Bir madeni ateşe tabi tutarlar; taki elmas mı-kömür mü, altın mı-bakır mı anlaşılsın.
Tohumu toprağa ekerler; çürük mü yoksa sümbül vermeye liyakati var mı o zaman görülür.
Yumurtayı kuluçkaya koyarlar; bozuk mu yoksa bir civcive annelik yapma kabiliyetine sahip mi o zaman hakikat ortaya çıkar.
İşte insan dediğimiz ‘’eşref-i mahlukat’’ hayatının her safhasında çok çeşitli şekillerde imtihana tabi tutulur.
İbadetler de bu imtihanın çok farklı boyutlarıdır. Ve bunların en önemlisi de oruçla yapılan imtihandır.
İnsanların; helal mallarından, kendi istek ve arzuları ile, kendilerini belli bir zamanda mahrum etmeleri gerçekten çok değişik bir imtihan tarzıdır.
Yine, kendi kazançlarından belli bir miktarı, ihtiyaç sahiplerine zekat-sadaka namı ile vermeleri de çok zor bir imtihandır.

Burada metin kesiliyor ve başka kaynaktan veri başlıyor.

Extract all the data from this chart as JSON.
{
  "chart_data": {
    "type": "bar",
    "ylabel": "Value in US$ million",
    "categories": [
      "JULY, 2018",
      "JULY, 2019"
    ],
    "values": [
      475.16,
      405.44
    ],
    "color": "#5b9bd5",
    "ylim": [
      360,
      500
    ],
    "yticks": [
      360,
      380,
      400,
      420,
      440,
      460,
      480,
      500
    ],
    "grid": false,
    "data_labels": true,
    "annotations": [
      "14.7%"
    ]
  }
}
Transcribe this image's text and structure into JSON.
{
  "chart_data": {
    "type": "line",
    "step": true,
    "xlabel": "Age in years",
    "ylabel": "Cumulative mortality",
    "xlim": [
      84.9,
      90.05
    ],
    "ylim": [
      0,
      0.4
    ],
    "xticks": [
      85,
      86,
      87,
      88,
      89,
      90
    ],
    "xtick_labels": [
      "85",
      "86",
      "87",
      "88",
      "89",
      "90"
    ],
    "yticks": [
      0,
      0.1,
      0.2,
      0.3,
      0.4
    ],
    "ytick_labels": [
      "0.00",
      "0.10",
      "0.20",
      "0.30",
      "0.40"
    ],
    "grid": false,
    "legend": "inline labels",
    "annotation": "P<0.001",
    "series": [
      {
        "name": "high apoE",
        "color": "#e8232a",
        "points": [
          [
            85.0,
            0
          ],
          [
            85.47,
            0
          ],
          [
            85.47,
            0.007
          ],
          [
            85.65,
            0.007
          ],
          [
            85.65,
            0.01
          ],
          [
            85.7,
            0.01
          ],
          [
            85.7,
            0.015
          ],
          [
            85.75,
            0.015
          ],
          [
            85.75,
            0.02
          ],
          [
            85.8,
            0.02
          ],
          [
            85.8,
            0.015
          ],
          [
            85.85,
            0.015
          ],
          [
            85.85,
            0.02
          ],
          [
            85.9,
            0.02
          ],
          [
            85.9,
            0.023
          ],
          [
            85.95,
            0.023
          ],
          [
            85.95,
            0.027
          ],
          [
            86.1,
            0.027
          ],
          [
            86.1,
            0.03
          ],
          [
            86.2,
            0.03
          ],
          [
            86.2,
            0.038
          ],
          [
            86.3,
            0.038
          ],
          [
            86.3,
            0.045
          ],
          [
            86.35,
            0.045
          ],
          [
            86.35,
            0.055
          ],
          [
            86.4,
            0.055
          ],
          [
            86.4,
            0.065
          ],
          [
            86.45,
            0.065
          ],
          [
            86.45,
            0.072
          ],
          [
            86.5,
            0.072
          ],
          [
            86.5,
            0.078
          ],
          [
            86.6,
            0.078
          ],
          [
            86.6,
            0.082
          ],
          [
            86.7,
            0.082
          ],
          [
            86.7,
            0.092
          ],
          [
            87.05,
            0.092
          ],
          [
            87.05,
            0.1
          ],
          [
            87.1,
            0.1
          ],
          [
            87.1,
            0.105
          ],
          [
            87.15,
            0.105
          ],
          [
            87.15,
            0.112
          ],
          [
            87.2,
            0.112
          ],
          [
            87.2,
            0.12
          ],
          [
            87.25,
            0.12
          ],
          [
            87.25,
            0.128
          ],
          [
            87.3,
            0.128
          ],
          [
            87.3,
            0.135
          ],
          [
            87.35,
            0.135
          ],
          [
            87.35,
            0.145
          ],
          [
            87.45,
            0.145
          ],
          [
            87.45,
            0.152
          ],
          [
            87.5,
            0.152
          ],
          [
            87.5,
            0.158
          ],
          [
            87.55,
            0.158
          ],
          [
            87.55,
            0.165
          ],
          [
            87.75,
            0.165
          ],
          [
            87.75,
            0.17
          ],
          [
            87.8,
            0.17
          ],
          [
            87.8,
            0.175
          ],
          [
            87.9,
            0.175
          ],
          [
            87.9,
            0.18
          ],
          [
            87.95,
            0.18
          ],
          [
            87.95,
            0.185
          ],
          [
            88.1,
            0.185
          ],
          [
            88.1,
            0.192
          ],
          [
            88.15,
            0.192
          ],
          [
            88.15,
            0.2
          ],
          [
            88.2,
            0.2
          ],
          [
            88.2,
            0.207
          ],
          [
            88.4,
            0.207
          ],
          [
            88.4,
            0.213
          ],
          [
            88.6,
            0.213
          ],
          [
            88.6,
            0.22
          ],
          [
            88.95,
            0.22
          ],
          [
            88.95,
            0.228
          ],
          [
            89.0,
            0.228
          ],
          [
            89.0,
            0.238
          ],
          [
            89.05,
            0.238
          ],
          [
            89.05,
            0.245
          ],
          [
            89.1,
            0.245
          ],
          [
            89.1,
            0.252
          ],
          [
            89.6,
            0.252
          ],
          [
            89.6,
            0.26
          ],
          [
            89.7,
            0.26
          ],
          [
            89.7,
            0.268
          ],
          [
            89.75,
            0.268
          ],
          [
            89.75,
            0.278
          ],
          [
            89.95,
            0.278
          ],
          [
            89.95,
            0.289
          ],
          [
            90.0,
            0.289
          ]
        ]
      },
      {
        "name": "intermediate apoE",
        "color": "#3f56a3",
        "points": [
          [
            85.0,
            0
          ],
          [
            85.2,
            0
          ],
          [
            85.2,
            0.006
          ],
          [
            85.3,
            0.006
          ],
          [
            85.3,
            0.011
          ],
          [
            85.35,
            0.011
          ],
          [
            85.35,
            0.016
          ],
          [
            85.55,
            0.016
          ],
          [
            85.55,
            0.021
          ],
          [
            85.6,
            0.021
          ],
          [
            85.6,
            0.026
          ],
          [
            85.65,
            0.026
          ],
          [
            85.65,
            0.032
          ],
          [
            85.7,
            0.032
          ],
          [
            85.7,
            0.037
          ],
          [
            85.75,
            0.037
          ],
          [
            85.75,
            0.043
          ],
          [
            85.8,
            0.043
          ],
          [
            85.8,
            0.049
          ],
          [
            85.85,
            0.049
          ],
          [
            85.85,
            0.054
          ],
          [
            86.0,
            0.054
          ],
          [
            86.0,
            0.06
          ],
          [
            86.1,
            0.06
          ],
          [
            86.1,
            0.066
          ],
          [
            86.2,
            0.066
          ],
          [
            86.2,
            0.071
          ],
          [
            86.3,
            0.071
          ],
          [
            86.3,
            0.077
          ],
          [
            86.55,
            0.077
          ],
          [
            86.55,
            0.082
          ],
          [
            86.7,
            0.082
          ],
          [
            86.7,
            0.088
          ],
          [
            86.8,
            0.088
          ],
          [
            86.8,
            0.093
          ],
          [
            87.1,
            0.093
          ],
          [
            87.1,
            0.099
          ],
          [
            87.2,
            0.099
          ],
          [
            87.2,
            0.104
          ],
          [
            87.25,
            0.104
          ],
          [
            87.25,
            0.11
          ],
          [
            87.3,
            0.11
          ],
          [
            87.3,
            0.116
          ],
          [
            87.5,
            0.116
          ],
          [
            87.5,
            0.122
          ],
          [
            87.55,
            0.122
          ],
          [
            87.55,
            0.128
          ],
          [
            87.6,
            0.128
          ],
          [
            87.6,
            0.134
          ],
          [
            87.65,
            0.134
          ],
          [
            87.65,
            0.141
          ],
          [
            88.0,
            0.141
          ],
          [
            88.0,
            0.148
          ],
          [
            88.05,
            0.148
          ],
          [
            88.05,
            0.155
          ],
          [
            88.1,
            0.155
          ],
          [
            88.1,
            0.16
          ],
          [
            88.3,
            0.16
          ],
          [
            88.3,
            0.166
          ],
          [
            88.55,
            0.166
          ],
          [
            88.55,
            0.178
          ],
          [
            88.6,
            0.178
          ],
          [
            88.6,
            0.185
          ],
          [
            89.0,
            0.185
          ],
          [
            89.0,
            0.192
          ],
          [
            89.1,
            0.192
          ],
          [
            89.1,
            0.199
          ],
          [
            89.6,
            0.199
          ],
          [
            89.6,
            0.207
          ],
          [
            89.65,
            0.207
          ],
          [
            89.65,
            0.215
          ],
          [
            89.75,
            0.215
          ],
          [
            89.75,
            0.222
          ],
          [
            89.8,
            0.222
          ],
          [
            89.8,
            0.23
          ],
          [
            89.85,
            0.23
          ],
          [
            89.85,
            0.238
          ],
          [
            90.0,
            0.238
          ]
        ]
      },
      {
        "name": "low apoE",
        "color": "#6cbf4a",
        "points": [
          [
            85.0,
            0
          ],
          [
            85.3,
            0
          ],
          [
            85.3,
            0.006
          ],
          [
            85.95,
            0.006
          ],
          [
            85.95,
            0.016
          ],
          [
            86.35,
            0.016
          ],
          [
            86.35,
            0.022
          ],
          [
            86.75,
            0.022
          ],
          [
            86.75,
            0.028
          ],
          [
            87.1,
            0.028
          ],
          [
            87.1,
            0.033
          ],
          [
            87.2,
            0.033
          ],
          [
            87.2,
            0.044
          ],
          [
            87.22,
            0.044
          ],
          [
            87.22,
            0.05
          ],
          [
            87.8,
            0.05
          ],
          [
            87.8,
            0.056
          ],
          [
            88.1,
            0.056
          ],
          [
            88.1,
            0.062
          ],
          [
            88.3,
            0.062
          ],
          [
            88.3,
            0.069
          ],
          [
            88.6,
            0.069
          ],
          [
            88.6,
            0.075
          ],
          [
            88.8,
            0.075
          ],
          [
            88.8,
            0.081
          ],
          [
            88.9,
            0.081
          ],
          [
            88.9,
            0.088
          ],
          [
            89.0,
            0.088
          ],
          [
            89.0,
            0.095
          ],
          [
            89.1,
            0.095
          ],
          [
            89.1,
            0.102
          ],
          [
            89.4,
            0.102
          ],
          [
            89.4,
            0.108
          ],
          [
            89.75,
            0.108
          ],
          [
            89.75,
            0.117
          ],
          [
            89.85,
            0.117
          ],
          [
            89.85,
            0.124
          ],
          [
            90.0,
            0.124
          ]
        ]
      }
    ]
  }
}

Ve hayatın değişik şartlarında başa gelen her türlü musibete karşı sabır da bir başka imtihan şeklidir.
Şimdi bakıyoruz. Şu bir aylık imtihanı kimler kazandı:
Hayatına belli bir istikamet vermek niyeti ile Ramazana hazırlanıp güzelce orucunu tutanlar, ama her türlü azasıyla oruç tutanlar.
Gecelerini kahve köşelerinde değil de ibadet mahallerinde, dost meclislerinde veya ailesiyle masumane bir şekilde eğlenerek geçirenler.
Deposundaki miadı dolmuş erzaktan kurtulmak niyetiyle değil de, en yeni ve güzelleriyle ve gerçek ihtiyaç sahiplerinin tespiti ile erzak paketleri hazırlayıp medyadan uzak ayni yardım yapan esnaflar.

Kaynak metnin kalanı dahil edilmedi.